Samantha Ortega for Texas Standard

There are few incidents in Texas history as compelling as the UT Tower shooting.

On August 1, 1966, a UT student and ex-marine named Charles Whitman climbed to the top of the UT Tower and opened fire on the pedestrians below. 16 people were killed. Dozens were injured. It was the first mass shooting on a US college campus. And it changed many lives.

Austin novelist Elizabeth Crook has used the events of that day to craft a vivid and emotional novel, "Monday, Monday." She told KUT's Emily Donahue that she felt some qualms about her subject matter. She began writing in 2006. And as she wrote, several school shootings occurred, from Virginia Tech to Sandy Hook.

"Suddenly I knew I was dealing with, you know, not just with a historic event but a national situation," Crook says. "On the news you see these people who are affected by these events interviewed immediately for the first maybe three or four days. But we don't know what happens 40 years later to people who were wounded, whose lives were completely taken off course."

Crook says she wanted to follow the 40 years in the lives of her three main characters that came after the shooting.  Shelley Maddox is an average girl who wants to apply to the Peace Corps.
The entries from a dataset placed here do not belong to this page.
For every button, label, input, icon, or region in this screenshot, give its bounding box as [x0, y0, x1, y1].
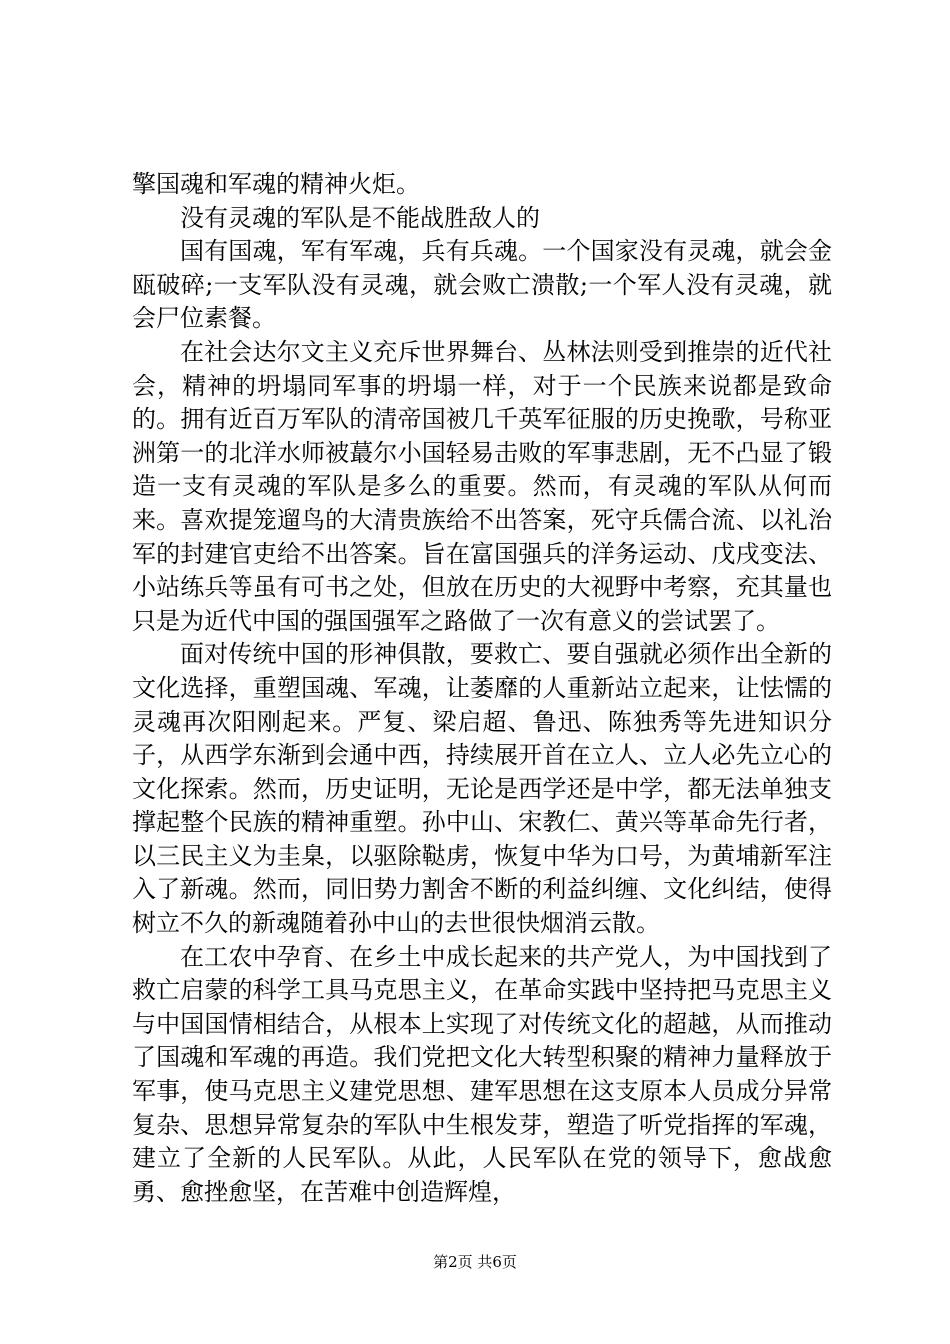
section-heading: 没有灵魂的军队是不能战胜敌人的 — [180, 203, 540, 232]
document-body — [132, 168, 832, 1209]
page-footer: 第2页 共6页 — [433, 1253, 517, 1271]
paragraph: 国有国魂，军有军魂，兵有兵魂。一个国家没有灵魂，就会金瓯破碎;一支军队没有灵魂，就会败亡溃散;一个军人没有灵魂，就会尸位素餐。 — [132, 237, 832, 333]
paragraph: 面对传统中国的形神俱散，要救亡、要自强就必须作出全新的文化选择，重塑国魂、军魂，让萎靡的人重新站立起来，让怯懦的灵魂再次阳刚起来。严复、梁启超、鲁迅、陈独秀等先进知识分子，从西学东渐到会通中西，持续展开首在立人、立人必先立心的文化探索。然而，历史证明，无论是西学还是中学，都无法单独支撑起整个民族的精神重塑。孙中山、宋教仁、黄兴等革命先行者，以三民主义为圭臬，以驱除鞑虏，恢复中华为口号，为黄埔新军注入了新魂。然而，同旧势力割舍不断的利益纠缠、文化纠结，使得树立不久的新魂随着孙中山的去世很快烟消云散。 — [132, 640, 832, 938]
paragraph: 在工农中孕育、在乡土中成长起来的共产党人，为中国找到了救亡启蒙的科学工具马克思主义，在革命实践中坚持把马克思主义与中国国情相结合，从根本上实现了对传统文化的超越，从而推动了国魂和军魂的再造。我们党把文化大转型积聚的精神力量释放于军事，使马克思主义建党思想、建军思想在这支原本人员成分异常复杂、思想异常复杂的军队中生根发芽，塑造了听党指挥的军魂，建立了全新的人民军队。从此，人民军队在党的领导下，愈战愈勇、愈挫愈坚，在苦难中创造辉煌， — [132, 942, 832, 1206]
paragraph: 在社会达尔文主义充斥世界舞台、丛林法则受到推崇的近代社会，精神的坍塌同军事的坍塌一样，对于一个民族来说都是致命的。拥有近百万军队的清帝国被几千英军征服的历史挽歌，号称亚洲第一的北洋水师被蕞尔小国轻易击败的军事悲剧，无不凸显了锻造一支有灵魂的军队是多么的重要。然而，有灵魂的军队从何而来。喜欢提笼遛鸟的大清贵族给不出答案，死守兵儒合流、以礼治军的封建官吏给不出答案。旨在富国强兵的洋务运动、戊戌变法、小站练兵等虽有可书之处，但放在历史的大视野中考察，充其量也只是为近代中国的强国强军之路做了一次有意义的尝试罢了。 — [132, 337, 832, 635]
paragraph-continuation: 擎国魂和军魂的精神火炬。 — [132, 170, 420, 198]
She is shot by Charles Whitman before she is able to cross the Plaza on the South Mall. Shelley is rescued by two cousins, Wyatt and Jack. Jack is also wounded. Wyatt drags Shelley behind a bush to shield her from Whitman's gaze and the burning sun. 

Crook says she was particularly interested in exploring the emotional ties created through surviving a traumatic event. The Boston Marathon bombings, she said, created so many bonds between strangers. 

"One other interesting thing about the Boston incident that I felt so touching and tragic was the fact that so many people afterwards wondered why they had not gone to help;  why other people were running toward the tragedy while they were running away from it and then questioned what that meant about them and were disturbed," she says. …And later, in a number of different ways tried to make that right."

"Monday Monday" hits stores April 29. Crook will be at Austin's BookPeople that Tuesday at 7 p.m.

Emily Donahue is a former grants writer for KUT. She previously served as news director and helped launch KUT’s news department in 2001.